Sauntore Thomas, 44, settled the lawsuit with his former employer for an undisclosed amount earlier this month and received a check on Tuesday, according to the complaint obtained by Newsweek.

He went to cash it at a TCF Bank on Middlebelt Road Livonia, Michigan, at around 3 p.m. that same day to deposit the check, open a savings account and draw out some cash.

But the assistant branch manager “immediately appeared suspicious” of Thomas and told him the check would need to be verified, the complaint alleged.

The manager told him the bank’s verification system was not working, so she would need to “call in the checks” to verify them, the complaint said. Instead, she called police to the scene and reported that Thomas was attempting to deposit fraudulent checks.

“How did you get this money?” she asked Thomas before she walked away from the counter, according to the complaint. He explained that it was from the settlement of a lawsuit.

According to the Detroit Free Press, Thomas settled the lawsuit with his former employer, Enterprise Leasing Company of Detroit, confidentially, so could not reveal the sum he received.

Thomas told the newspaper that he was humiliated after four police officers were called to the bank when all he was doing was trying to deposit a check at a bank where he has had an account for almost two years.

He added that he was questioned by two officers while two others stood outside. “I didn’t deserve treatment like that when I knew that the check was not fraudulent,” Thomas told the Free Press.

“I’m a United States veteran. I have an honorable discharge from the Air Force. They discriminated against me because I’m black.

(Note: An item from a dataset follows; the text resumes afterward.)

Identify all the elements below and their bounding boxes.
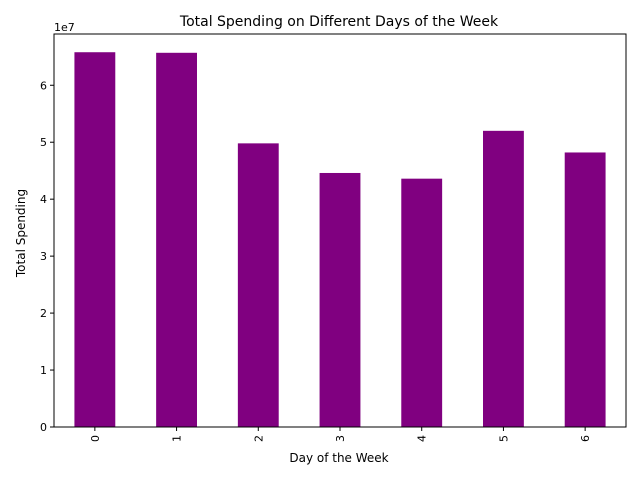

None of this would have happened if I were white.”

According to the lawsuit, Thomas provided officers with a business card for his attorney Deborah Gordon, who confirmed to them the details of the lawsuit and that her office had received the settlement check that day.

Gordon also spoke to the branch manager and told her that the check was to settle a lawsuit for racial discrimination against Thomas.

But the bank still refused to deposit the checks and filed a police report against Thomas for check fraud, the lawsuit said.

Gordon told Newsweek that the only thing Thomas was guilty of was “banking while black.”

“My client is an African American male. The bank was immediately suspicious of him,” she said.

“The checks were 100 percent legitimate. I talked to the bank and the police myself during all of this, but the bank continued to take the position that they could not complete the transaction. I find it shocking that they called the police. The only thing my client was guilty of was banking while black.”

Gordon added that Thomas was “very intimidated and upset” about what was happened and feared he would be arrested.

“He kept his composure, though. He was afraid that with the police there the situation could quickly escalate and he would end up in handcuffs or worse,” she said.

“The irony is that the proceeds were from the settlement of a race discrimination case.”

Thomas ended up withdrawing the balance of his account at TCF Bank and closing it. An hour later, he opened an account at a Chase bank in Detroit and deposited the check there. The check cleared and the money was in his account early the following morning, the complaint said.

Thomas was not arrested and no charges were filed against him, the Free Press reported.

But he is seeking unspecified damages in his lawsuit against the bank, which alleges that “race was a factor” in the bank’s decision to “treat him less favorably than other individuals, refuse to deposit his checks, accuse him of a crime, call the police to the scene and file a police report for possessing and/or trying to deposit fraudulent checks.”

As a result of the bank’s actions, Thomas “sustained injuries and damages including, but not limited to outrage and humiliation, mental anguish, anxiety, physical and emotional distress, and loss of the ordinary pleasures of everyday life.”

“I will be vindicated because I didn’t do anything wrong,” Thomas added to the Free Press.

In a statement to Newsweek, TCF Bank apologized and said police should not have been called. “We apologize for the experience Mr. Thomas had at our banking center,” the statement said.

“Local police should not have been involved. We strongly condemn racism and discrimination of any kind. We take extra precautions involving large deposits and requests for cash and in this case, we were unable to validate the checks presented by Mr. Thomas and regret we could not meet his needs.”

Livonia Police Department have been contacted for comment.

This article has been updated with a statement from TCF Bank.